I know of one person who has done something like this with a PhD through the Open University doctoral program. In this case, he was registered at the OU, had a Marie-Curie fellowship for funding, worked mainly at a research lab in Naples and also made several long research visits to other labs. I think he had a supervisor in OU, Naples and one external lab. He moved around a lot, although I wouldn’t necessarily call him a free-spirited nomad as his research was in marine biology and the trips were planned to access animals from different regions.
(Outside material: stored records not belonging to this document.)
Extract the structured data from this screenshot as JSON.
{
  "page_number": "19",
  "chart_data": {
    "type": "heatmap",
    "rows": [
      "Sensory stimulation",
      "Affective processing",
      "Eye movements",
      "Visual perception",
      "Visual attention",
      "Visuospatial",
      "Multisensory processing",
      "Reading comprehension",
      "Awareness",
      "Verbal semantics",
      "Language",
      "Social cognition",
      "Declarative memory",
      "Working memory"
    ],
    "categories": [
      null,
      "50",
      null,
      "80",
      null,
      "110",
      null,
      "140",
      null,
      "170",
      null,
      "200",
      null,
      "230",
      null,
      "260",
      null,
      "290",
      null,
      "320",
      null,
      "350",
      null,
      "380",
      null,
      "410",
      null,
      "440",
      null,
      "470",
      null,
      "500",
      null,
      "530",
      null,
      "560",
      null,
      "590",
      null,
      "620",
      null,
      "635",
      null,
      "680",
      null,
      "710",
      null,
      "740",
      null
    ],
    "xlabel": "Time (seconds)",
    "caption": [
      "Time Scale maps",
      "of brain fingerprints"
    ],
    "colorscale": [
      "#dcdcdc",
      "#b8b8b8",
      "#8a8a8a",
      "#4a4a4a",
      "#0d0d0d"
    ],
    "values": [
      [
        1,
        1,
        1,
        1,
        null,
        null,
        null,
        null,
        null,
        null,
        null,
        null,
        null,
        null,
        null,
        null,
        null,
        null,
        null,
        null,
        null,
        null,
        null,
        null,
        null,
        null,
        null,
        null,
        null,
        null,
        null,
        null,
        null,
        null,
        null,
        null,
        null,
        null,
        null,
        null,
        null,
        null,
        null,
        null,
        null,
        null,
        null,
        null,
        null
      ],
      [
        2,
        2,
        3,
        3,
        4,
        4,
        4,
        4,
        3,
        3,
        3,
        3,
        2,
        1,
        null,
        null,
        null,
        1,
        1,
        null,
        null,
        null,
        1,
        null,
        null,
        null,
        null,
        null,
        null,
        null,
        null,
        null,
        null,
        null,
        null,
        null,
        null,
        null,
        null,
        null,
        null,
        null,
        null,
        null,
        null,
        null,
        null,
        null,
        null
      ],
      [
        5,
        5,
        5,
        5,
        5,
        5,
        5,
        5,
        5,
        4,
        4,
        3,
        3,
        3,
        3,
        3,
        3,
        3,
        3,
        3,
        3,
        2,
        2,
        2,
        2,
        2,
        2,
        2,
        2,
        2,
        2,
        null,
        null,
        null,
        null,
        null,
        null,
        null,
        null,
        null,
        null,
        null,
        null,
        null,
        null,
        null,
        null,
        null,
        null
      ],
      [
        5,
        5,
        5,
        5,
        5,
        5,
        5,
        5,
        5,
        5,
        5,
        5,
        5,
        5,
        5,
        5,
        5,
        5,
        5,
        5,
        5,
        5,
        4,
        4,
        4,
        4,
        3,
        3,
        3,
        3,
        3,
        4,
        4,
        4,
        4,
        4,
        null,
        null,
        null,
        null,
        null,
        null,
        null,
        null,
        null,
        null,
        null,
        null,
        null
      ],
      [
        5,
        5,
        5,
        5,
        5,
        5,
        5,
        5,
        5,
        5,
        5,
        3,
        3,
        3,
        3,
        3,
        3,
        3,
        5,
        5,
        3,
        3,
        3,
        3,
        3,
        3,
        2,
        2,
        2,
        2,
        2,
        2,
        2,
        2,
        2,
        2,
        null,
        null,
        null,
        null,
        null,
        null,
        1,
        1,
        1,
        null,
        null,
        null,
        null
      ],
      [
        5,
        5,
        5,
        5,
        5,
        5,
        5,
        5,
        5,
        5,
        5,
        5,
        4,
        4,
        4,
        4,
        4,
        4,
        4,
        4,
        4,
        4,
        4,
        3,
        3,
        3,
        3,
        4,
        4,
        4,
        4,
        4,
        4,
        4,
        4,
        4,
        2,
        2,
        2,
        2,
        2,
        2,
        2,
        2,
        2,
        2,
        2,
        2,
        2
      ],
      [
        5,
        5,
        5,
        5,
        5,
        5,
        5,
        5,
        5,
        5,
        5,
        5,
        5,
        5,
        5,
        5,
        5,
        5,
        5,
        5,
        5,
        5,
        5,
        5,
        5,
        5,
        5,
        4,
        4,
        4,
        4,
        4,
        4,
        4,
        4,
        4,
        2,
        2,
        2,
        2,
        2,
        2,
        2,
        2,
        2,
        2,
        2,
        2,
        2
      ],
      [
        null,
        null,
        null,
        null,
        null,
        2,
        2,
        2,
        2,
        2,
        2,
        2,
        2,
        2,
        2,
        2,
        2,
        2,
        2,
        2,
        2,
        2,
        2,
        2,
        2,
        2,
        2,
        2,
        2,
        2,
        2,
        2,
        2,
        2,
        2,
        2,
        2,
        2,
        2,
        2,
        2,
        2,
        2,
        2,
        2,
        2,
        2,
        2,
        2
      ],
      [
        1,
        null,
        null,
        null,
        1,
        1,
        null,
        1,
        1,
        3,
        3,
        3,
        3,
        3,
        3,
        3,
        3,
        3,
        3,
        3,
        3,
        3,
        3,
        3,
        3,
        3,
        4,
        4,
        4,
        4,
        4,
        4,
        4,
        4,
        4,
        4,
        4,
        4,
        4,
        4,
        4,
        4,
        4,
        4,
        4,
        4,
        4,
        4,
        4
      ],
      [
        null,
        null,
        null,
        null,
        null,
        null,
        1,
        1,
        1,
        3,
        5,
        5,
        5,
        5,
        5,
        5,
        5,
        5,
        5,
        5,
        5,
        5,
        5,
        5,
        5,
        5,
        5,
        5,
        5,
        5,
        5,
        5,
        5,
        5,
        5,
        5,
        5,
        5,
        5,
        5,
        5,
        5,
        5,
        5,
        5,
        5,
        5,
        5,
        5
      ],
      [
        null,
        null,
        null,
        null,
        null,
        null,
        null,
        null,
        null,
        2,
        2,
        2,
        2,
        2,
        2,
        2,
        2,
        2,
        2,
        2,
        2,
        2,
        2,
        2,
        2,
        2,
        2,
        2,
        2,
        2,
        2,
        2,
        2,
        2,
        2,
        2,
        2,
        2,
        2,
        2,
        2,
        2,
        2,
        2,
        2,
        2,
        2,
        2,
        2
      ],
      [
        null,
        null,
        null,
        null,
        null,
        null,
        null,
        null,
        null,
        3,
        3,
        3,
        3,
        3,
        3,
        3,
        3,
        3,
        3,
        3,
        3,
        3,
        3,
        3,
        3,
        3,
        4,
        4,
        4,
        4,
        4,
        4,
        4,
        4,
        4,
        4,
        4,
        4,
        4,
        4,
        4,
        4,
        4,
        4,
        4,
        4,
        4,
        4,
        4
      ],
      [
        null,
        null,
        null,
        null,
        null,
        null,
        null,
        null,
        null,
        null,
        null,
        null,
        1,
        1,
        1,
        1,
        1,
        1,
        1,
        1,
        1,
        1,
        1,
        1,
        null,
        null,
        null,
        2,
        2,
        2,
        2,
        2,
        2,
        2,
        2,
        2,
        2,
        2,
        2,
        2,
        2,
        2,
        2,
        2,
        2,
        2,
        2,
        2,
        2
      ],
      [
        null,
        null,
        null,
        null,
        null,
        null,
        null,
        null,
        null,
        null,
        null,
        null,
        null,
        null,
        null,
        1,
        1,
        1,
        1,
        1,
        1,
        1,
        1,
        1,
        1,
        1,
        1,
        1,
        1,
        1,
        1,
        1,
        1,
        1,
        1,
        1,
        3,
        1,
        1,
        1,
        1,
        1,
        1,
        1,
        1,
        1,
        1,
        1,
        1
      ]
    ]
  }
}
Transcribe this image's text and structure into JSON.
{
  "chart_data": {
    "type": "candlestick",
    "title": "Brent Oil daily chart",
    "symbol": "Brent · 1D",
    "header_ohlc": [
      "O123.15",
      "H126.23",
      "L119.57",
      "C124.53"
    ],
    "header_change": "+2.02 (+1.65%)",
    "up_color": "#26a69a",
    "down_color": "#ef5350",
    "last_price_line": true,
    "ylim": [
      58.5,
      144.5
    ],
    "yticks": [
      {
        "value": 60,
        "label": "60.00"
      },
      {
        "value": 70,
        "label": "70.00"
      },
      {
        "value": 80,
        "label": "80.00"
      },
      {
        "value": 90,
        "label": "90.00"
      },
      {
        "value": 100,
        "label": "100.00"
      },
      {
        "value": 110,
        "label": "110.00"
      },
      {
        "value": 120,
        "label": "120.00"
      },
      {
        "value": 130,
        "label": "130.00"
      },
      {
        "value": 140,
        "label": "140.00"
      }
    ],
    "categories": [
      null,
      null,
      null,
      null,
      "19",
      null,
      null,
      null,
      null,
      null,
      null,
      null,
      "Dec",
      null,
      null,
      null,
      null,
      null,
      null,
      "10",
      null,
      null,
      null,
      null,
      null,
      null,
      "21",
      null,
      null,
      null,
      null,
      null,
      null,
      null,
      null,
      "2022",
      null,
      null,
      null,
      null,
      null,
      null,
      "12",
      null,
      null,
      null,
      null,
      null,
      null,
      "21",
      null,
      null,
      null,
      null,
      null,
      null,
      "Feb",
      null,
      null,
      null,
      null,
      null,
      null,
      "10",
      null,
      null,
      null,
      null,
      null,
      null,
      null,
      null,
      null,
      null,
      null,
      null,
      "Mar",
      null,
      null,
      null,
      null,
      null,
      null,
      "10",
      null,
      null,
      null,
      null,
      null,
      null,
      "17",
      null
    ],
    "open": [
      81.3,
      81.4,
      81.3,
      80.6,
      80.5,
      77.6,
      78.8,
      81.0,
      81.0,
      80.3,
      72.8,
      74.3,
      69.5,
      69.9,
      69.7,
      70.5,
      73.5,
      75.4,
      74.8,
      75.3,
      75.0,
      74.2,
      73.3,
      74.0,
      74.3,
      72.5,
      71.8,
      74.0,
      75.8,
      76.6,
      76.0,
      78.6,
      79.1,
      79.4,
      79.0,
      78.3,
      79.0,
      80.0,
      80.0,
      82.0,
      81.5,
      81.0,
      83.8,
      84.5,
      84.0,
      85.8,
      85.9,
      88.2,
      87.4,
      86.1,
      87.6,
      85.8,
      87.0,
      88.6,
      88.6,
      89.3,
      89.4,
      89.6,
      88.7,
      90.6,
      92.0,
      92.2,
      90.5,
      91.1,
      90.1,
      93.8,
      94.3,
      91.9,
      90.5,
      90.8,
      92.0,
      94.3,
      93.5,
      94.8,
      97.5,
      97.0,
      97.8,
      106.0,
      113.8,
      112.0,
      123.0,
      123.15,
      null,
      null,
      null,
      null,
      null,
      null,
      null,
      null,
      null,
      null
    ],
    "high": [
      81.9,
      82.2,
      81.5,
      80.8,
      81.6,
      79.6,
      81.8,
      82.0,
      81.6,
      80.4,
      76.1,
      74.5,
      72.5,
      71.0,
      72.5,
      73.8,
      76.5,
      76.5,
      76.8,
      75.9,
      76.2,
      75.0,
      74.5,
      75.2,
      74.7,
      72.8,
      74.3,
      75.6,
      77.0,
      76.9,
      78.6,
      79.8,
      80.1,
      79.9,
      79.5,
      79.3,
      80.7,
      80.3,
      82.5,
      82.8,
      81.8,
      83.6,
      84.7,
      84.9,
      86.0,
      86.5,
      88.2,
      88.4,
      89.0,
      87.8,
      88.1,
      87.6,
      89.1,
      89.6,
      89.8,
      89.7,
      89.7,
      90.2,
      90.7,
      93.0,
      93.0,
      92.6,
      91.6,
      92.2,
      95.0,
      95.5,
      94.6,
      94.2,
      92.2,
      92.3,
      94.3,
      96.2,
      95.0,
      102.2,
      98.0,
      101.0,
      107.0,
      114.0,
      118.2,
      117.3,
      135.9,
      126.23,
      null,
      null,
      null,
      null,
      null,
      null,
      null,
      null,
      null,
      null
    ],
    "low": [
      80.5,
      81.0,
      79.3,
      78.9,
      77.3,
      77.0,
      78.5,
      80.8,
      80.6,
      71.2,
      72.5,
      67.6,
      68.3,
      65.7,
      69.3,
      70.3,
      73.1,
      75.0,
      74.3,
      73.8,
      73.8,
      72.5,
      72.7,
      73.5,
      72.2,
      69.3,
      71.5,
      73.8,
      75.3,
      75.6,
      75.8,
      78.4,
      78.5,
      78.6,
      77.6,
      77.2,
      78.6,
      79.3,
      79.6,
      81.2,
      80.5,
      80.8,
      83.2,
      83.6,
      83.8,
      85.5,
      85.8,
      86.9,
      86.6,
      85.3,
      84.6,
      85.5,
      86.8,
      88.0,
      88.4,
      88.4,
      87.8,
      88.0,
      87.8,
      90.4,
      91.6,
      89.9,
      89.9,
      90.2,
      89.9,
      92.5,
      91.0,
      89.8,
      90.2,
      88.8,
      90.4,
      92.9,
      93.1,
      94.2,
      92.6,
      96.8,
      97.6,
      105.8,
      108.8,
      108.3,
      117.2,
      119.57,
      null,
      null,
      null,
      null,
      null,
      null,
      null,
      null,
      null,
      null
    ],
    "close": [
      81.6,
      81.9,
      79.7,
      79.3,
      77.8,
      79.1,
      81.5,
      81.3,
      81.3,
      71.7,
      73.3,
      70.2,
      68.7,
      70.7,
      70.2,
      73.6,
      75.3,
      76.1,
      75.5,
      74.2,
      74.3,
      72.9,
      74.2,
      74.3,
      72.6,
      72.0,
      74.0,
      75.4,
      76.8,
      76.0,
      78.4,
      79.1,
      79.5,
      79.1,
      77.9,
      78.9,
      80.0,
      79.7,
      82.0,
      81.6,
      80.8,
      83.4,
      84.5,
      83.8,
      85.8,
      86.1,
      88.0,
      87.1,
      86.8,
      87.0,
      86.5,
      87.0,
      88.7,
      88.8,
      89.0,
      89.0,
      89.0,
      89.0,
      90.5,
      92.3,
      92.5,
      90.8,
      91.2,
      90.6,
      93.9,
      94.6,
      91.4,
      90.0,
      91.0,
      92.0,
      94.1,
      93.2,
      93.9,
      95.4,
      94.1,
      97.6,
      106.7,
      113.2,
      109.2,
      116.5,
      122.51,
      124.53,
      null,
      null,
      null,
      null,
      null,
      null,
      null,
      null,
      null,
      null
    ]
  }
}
Personally, I spent several months visiting a lab in Sweden while doing my PhD at the University of Queensland, which they funded through Graduate School International Travel Award program. I think this kind of lab visit is generally encouraged for science PhD students as I know of students from various countries doing similar things.
Coming from a science background, I wouldn’t expect to do a large part of a PhD program remotely unless it was required for something like field-work. Even if doing a project (say computational modelling) that could be done remotely, my expectation is that most science supervisors would expect their students to be present in the lab most of the time.
Of course, things have changed a lot of with COVID travel restrictions and social distancing, so if your project does not require you to be physically present then supervisors may be more likely to approve of virtual work (and I expect many experimental labs are thinking of ways to do more remotely now as well). I’m not really sure how to bring this up in an interview, but maybe you could suggest the option of remote work as something you’re pro-actively considering and planning for in order to minimize disruptions to your study caused by on-going/future restrictions.